Dear Alma: Men Who Don’t Help Clean Up, Diners Who Pick Their Teeth

Dear Alma,

I make a few dishes really well. How bad is it if I always serve these 3 or 4 dishes when I entertain? I know I can always count on them coming out good. It bums me out to no end when I work all day on a meal and it just isn’t “great.”  Maybe my ego is in the way. I’m not cooking to simply impress although I must admit I love to hear compliments. I’m interested in being with my friends first and foremost, and feeding them well. I know that I love it when they make certain dishes. What’s the etiquette?

Thanks,
Boring But Delicious

Dear Boring But Delicious,

You have answered the question yourself. You are really cooking to be with friends, to enjoy their company and to feed them well. Since your dishes are delicious, I would say, “If it ain’t broke, don’t fix it!”

A word of caution, however. To paraphrase the famous Peg Bracken who wrote The I hate To Cook Cookbook decades ago, “change your guests, not your dishes”. That is, make an effort to mix it up a bit so that you don’t always serve those same guests the same meals. Unless of course they request it.

Enjoy those compliments!

Dear Alma,

I hate when my male guests don’t get up to help me clean. I think it’s chauvinistic. Am I right?

Signed,
Pissed at lazy asses


Dear Pissed at Lazy Asses,

I understand your feeling annoyed, especially if you want and need the help but
as I always say, entertaining is more about making your guests feel comfortable and having fun than it is about anything else. You did not invite the men to work your party.

If you are overwhelmed when you entertain it would be a good idea to hire someone to help. I’m not just talking about a catering company that will charge you a fortune; hire your kids or their friends or bribe them to help. When I was in high school I was a hired hand at a party and I saved the family’s apartment from burning down by catching a candle setting a curtain on fire in a bedroom. Just saying that the host/ess can’t always be on top of everything.

That being said, it’s always polite for a guest to offer to help, whatever their gender. Sometimes there are guests who offer to help to be polite and really would prefer not to, but there are also those who feel more comfortable pitching in. There’s also nothing wrong with a friendly, “would you mind helping me clear these?”

If you really need the help, accept it but try not to judge too much if your guests are having such a great time that they forget their manners.

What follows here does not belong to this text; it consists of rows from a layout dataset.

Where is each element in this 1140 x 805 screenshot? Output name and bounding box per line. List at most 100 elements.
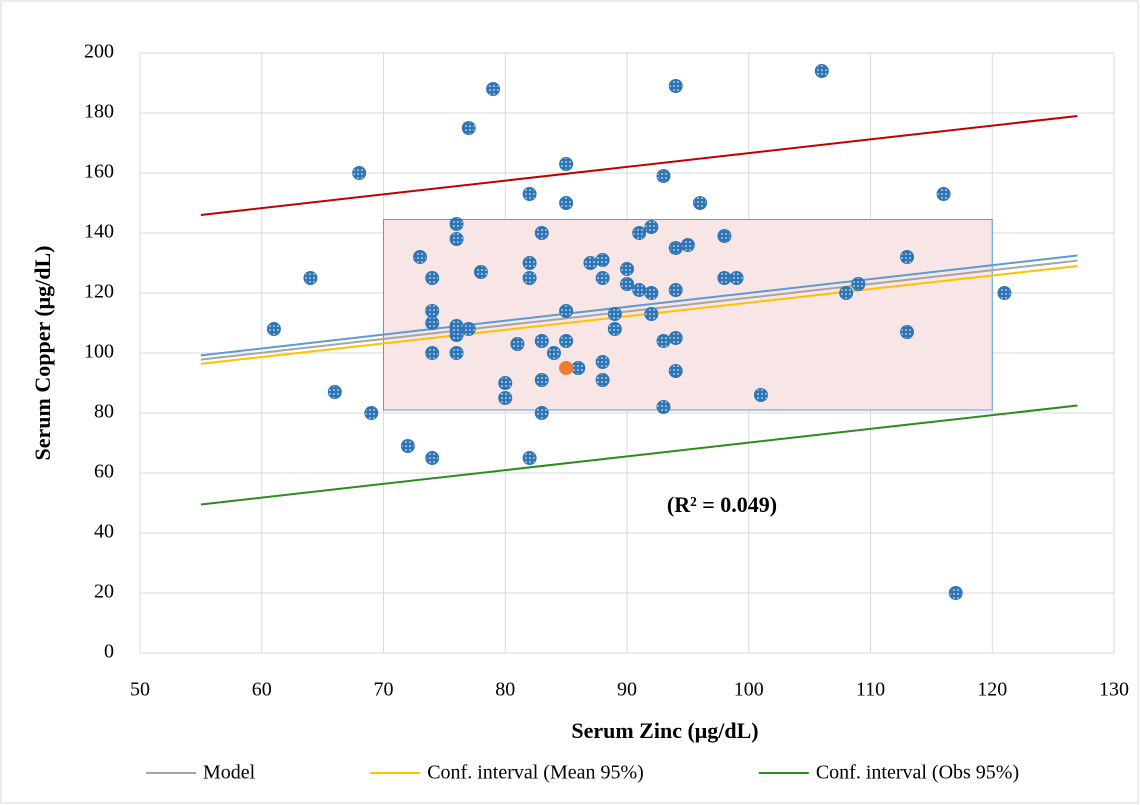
data-point bbox=[510, 337, 525, 351]
data-point bbox=[632, 226, 647, 240]
data-point bbox=[425, 451, 440, 465]
data-point bbox=[620, 277, 634, 291]
data-point bbox=[425, 316, 440, 330]
data-point bbox=[656, 334, 671, 348]
data-point bbox=[656, 400, 671, 414]
data-point bbox=[522, 187, 537, 201]
x-tick-label: 50 bbox=[130, 679, 150, 701]
annotation: (R² = 0.049) bbox=[667, 492, 777, 517]
data-point bbox=[534, 406, 549, 420]
data-point bbox=[680, 238, 695, 252]
data-point bbox=[997, 286, 1012, 300]
data-point bbox=[303, 271, 318, 285]
data-point bbox=[400, 439, 415, 453]
data-point bbox=[900, 325, 915, 339]
data-point bbox=[607, 322, 622, 336]
y-tick-label: 140 bbox=[84, 221, 114, 243]
data-point bbox=[522, 256, 537, 270]
regression-line bbox=[200, 115, 1078, 216]
data-point bbox=[425, 346, 440, 360]
data-point bbox=[534, 334, 549, 348]
data-point bbox=[364, 406, 379, 420]
y-tick-label: 40 bbox=[94, 521, 114, 543]
y-tick-label: 80 bbox=[94, 401, 114, 423]
y-tick-label: 100 bbox=[84, 341, 114, 363]
y-tick-label: 60 bbox=[94, 461, 114, 483]
regression-line bbox=[200, 259, 1078, 361]
data-point bbox=[595, 373, 610, 387]
data-point bbox=[729, 271, 744, 285]
x-tick-label: 60 bbox=[252, 679, 272, 701]
data-point bbox=[461, 322, 476, 336]
legend-label: Conf. interval (Obs 95%) bbox=[816, 762, 1019, 784]
data-point bbox=[814, 64, 829, 78]
regression-line bbox=[200, 265, 1078, 365]
data-point bbox=[449, 319, 464, 333]
data-point bbox=[498, 376, 513, 390]
data-point bbox=[595, 355, 610, 369]
data-point bbox=[620, 262, 634, 276]
data-point bbox=[534, 226, 549, 240]
regression-line bbox=[200, 254, 1078, 357]
data-point bbox=[413, 250, 428, 264]
data-point bbox=[632, 283, 647, 297]
y-axis-title: Serum Copper (μg/dL) bbox=[30, 246, 55, 461]
data-point bbox=[559, 304, 574, 318]
data-point bbox=[559, 361, 574, 375]
data-point bbox=[571, 361, 586, 375]
x-tick-label: 130 bbox=[1099, 679, 1129, 701]
y-tick-label: 120 bbox=[84, 281, 114, 303]
data-point bbox=[644, 307, 659, 321]
y-tick-label: 200 bbox=[84, 41, 114, 63]
data-point bbox=[461, 121, 476, 135]
x-axis-title: Serum Zinc (μg/dL) bbox=[571, 718, 758, 743]
data-point bbox=[266, 322, 281, 336]
x-tick-label: 80 bbox=[495, 679, 515, 701]
data-point bbox=[522, 451, 537, 465]
data-point bbox=[559, 196, 574, 210]
data-point bbox=[352, 166, 367, 180]
y-tick-label: 180 bbox=[84, 101, 114, 123]
x-tick-label: 110 bbox=[856, 679, 885, 701]
data-point bbox=[839, 286, 854, 300]
data-point bbox=[900, 250, 915, 264]
data-point bbox=[559, 334, 574, 348]
data-point bbox=[449, 217, 464, 231]
data-point bbox=[644, 286, 659, 300]
y-tick-label: 0 bbox=[104, 641, 114, 663]
data-point bbox=[534, 373, 549, 387]
y-tick-label: 20 bbox=[94, 581, 114, 603]
legend-label: Model bbox=[203, 762, 256, 784]
data-point bbox=[583, 256, 598, 270]
data-point bbox=[486, 82, 501, 96]
x-tick-label: 100 bbox=[734, 679, 764, 701]
data-point bbox=[717, 229, 732, 243]
data-point bbox=[449, 346, 464, 360]
data-point bbox=[546, 346, 561, 360]
data-point bbox=[522, 271, 537, 285]
data-point bbox=[717, 271, 732, 285]
data-point bbox=[473, 265, 488, 279]
data-point bbox=[668, 364, 683, 378]
y-tick-label: 160 bbox=[84, 161, 114, 183]
data-point bbox=[668, 79, 683, 93]
data-point bbox=[425, 304, 440, 318]
regression-line bbox=[200, 404, 1078, 506]
data-point bbox=[668, 283, 683, 297]
data-point bbox=[449, 232, 464, 246]
data-point bbox=[656, 169, 671, 183]
x-tick-label: 70 bbox=[374, 679, 394, 701]
x-tick-label: 120 bbox=[977, 679, 1007, 701]
data-point bbox=[693, 196, 708, 210]
legend-label: Conf. interval (Mean 95%) bbox=[427, 762, 644, 784]
data-point bbox=[753, 388, 768, 402]
data-point bbox=[498, 391, 513, 405]
data-point bbox=[936, 187, 951, 201]
data-point bbox=[948, 586, 963, 600]
data-point bbox=[327, 385, 342, 399]
data-point bbox=[559, 157, 574, 171]
data-point bbox=[595, 253, 610, 267]
data-point bbox=[595, 271, 610, 285]
data-point bbox=[425, 271, 440, 285]
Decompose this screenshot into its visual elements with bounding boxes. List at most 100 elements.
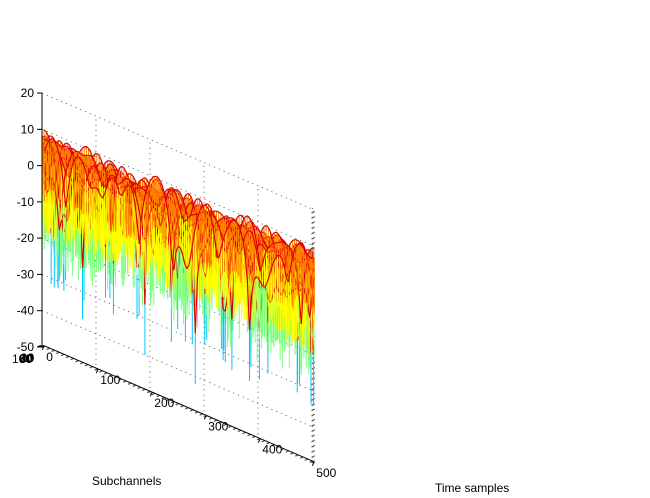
surface-ridge xyxy=(56,141,60,146)
surface-ridge xyxy=(255,248,259,262)
surface-ridge xyxy=(117,187,121,195)
surface-ridge xyxy=(287,245,291,249)
surface-ridge xyxy=(104,185,108,194)
surface-ridge xyxy=(56,205,60,230)
surface-ridge xyxy=(229,220,233,224)
surface-ridge xyxy=(216,256,220,259)
surface-ridge xyxy=(179,247,184,255)
surface-ridge xyxy=(263,249,268,257)
surface-ridge xyxy=(43,129,47,133)
surface-ridge xyxy=(130,173,134,177)
surface-ridge xyxy=(45,131,49,137)
surface-ridge xyxy=(136,224,140,245)
surface-ridge xyxy=(96,152,100,156)
surface-ridge xyxy=(250,221,255,229)
surface-ridge xyxy=(248,217,253,222)
surface-ridge xyxy=(197,197,200,200)
surface-ridge xyxy=(175,245,179,252)
surface-ridge xyxy=(149,177,153,182)
surface-mesh xyxy=(41,129,315,406)
surface-ridge xyxy=(183,194,187,199)
surface-ridge xyxy=(162,188,166,198)
backwall-gridline-z xyxy=(41,92,313,210)
surface-ridge xyxy=(190,238,194,253)
surface-ridge xyxy=(109,160,113,163)
surface-ridge xyxy=(130,186,134,193)
surface-ridge xyxy=(259,243,263,246)
surface-ridge xyxy=(145,185,149,193)
surface-ridge xyxy=(164,188,168,193)
surface-ridge xyxy=(189,195,194,202)
surface-ridge xyxy=(246,215,250,218)
surface-ridge xyxy=(123,177,127,180)
surface-ridge xyxy=(134,192,138,202)
surface-ridge xyxy=(289,248,294,254)
surface-ridge xyxy=(160,182,164,189)
surface-ridge xyxy=(130,181,134,187)
surface-ridge xyxy=(52,138,56,143)
surface-ridge xyxy=(234,217,238,223)
surface-ridge xyxy=(187,193,191,197)
surface-ridge xyxy=(231,217,234,220)
surface-ridge xyxy=(74,150,77,153)
surface-ridge xyxy=(91,187,95,190)
surface-ridge xyxy=(298,296,302,324)
surface-ridge xyxy=(51,135,55,139)
surface-ridge xyxy=(186,216,190,221)
surface-ridge xyxy=(259,264,263,272)
surface-ridge xyxy=(201,204,205,207)
surface-ridge xyxy=(188,214,192,218)
surface-ridge xyxy=(104,160,108,164)
surface-ridge xyxy=(151,175,155,179)
surface-ridge xyxy=(80,158,84,164)
surface-ridge xyxy=(179,209,184,219)
surface-ridge xyxy=(112,177,117,182)
surface-ridge xyxy=(60,158,64,166)
surface-ridge xyxy=(257,261,261,272)
surface-ridge xyxy=(253,238,257,249)
floor-gridline-y xyxy=(42,346,314,463)
surface-ridge xyxy=(158,178,162,183)
surface-ridge xyxy=(81,146,85,149)
surface-ridge xyxy=(192,200,196,207)
surface-ridge xyxy=(238,225,242,233)
surface-ridge xyxy=(173,190,177,196)
surface-ridge xyxy=(182,254,186,264)
surface-ridge xyxy=(69,154,73,159)
surface-ridge xyxy=(56,147,61,157)
surface-ridge xyxy=(257,251,261,268)
surface-ridge xyxy=(82,163,86,171)
surface-ridge xyxy=(113,164,117,169)
surface-ridge xyxy=(74,156,78,161)
surface-ridge xyxy=(166,210,171,229)
surface-ridge xyxy=(108,163,111,166)
surface-ridge xyxy=(138,217,143,245)
surface-ridge xyxy=(112,165,116,171)
surface-ridge xyxy=(98,155,102,161)
surface-ridge xyxy=(99,162,103,164)
surface-ridge xyxy=(276,231,280,235)
surface-ridge xyxy=(190,205,194,215)
surface-ridge xyxy=(309,296,313,318)
surface-ridge xyxy=(185,193,189,195)
surface-ridge xyxy=(171,188,175,192)
surface-ridge xyxy=(132,186,136,193)
surface-ridge xyxy=(134,187,138,190)
surface-ridge xyxy=(78,151,82,154)
surface-ridge xyxy=(263,224,267,227)
surface-ridge xyxy=(111,161,115,166)
surface-ridge xyxy=(240,231,244,242)
surface-ridge xyxy=(269,231,274,240)
surface-ridge xyxy=(102,193,106,199)
surface-ridge xyxy=(142,188,146,192)
surface-ridge xyxy=(306,250,310,255)
surface-ridge xyxy=(138,179,142,183)
surface-ridge xyxy=(110,163,114,167)
surface-ridge xyxy=(117,183,120,185)
surface-ridge xyxy=(58,140,61,142)
surface-ridge xyxy=(101,163,106,168)
surface-ridge xyxy=(48,138,52,142)
surface-ridge xyxy=(308,247,313,252)
surface-ridge xyxy=(220,213,224,217)
sidewall-gridline-z xyxy=(311,207,315,210)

That means your party is a success!

Dear Alma,

What do you do when a dinner guest picks her teeth at your table with one of of those individual plastic dental floss tooth pickers?

Signed,
Grossed Out

Dear Grossed Out,

Excuse me while I dry heave before I answer your query.

This is an atrocious thing to do in public and also unsanitary. Unless your guest is your beloved 98 year old grandmother who has advanced gum disease, necessitating flossing after meals and can’t make it to the privacy of your bathroom because of her unstable knees, I would question how important this person is in your life and consider whether or not to invite them again. Ever.